Johnny Flynn had not told any of his friends about his sister’s misfortune; in time, time enough, they were bound to hear of it. Of all his friends he rejected the close ones, those of whom he was very fond, and chose a stupid lump of a fellow, massive and nasal, named Donald. Though awkward and fat he had joined Johnny’s running club; Johnny had trained him for his first race. But he had subjected Donald to such exhausting exercise, what with skipping, gymnastics, and tiring jaunts, that though his bulk disappeared his strength went with it; to Johnny’s great chagrin he grew weak, and failed ignominiously in the race. Donald thereafter wisely rejected all offers of assistance and projected a training system of his own. For weeks he tramped miles into hilly country, in the heaviest of boots to the soles of which he had nailed some thick pads of lead. When he donned his light running shoes for his second race he displayed an agility and suppleness, a god-like ease, that won not only the race, but the admiration and envy of all the competitors. It was this dull lumpish Donald that Johnny fixed upon to assist him. He was a great tool and it would not matter if he did get himself into trouble. Even if he did Johnny could get him out again, by confessing to the police; so that was all right. He asked Donald to go to the library with him on a certain evening to read a book called “Rasselas”—it was a grand book, very exciting—and Donald said he would go. He did not propose to tell Donald of his homicidal intention; he would just sit him down in the library with “Rasselas” while he himself sat at another table behind Donald, yes, behind him; even if Donald noticed him creeping out he would say he was only going to the counter to get another book. It was all quite clear, and safe. He would be able to creep out, creep out, rush up to the dark little street—yes, he would ask Donald for a piece of that lead and wrap it round the head of the stick—he would creep out, and in ten minutes or twenty he would be back in the library again asking for another book or sitting down by Donald as if he had not been outside the place, as if nothing had happened as far as he was concerned, nothing at all!

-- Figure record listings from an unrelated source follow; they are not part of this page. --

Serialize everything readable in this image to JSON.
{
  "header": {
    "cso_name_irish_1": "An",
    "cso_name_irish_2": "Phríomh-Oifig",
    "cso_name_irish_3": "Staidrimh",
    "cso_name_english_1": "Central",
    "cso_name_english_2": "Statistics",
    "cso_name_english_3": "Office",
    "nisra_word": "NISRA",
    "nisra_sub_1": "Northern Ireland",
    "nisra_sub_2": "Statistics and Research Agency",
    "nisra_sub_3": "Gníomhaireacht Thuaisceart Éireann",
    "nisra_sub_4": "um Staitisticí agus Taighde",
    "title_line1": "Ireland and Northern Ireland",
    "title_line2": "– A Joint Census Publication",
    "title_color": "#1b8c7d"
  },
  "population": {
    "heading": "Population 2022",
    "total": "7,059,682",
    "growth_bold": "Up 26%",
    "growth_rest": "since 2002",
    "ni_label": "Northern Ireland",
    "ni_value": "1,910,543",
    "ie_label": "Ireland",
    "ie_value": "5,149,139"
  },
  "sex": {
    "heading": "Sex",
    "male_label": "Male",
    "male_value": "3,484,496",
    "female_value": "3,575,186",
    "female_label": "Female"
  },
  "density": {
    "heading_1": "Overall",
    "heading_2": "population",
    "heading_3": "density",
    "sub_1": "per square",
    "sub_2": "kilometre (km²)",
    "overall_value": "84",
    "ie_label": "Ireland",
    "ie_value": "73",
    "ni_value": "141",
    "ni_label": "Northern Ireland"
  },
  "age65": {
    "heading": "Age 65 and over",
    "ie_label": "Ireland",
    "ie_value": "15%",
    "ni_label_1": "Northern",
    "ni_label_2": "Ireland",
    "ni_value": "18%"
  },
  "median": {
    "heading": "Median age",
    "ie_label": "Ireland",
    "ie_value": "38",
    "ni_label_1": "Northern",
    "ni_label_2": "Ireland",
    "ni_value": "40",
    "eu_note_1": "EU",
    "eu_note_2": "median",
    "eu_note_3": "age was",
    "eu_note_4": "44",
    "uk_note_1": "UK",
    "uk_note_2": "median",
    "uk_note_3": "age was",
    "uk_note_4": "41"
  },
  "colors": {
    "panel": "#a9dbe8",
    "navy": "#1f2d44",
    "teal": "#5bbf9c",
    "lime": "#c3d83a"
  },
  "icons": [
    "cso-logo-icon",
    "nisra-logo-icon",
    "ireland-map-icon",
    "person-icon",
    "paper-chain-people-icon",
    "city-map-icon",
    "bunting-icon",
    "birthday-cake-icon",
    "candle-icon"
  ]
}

The few intervening days passed with vexing deliberation. Each night seemed the best of all possible nights for the deed, each hour that Stringer survived seemed a bad hour for the world. They were bad slow hours for Johnny, but at last the day dawned, passed, darkness came, and the hour rushed upon him.

He took his stick and called for Donald.

“Can’t come,” said Donald, limping to the door in answer to Johnny’s knock. “I been and hurt my leg.”

For a moment Johnny was full of an inward silent blasphemy that flashed from a sudden tremendous hatred, but he said calmly:

“But still ... no, you haven’t ... what have you hurt it for?”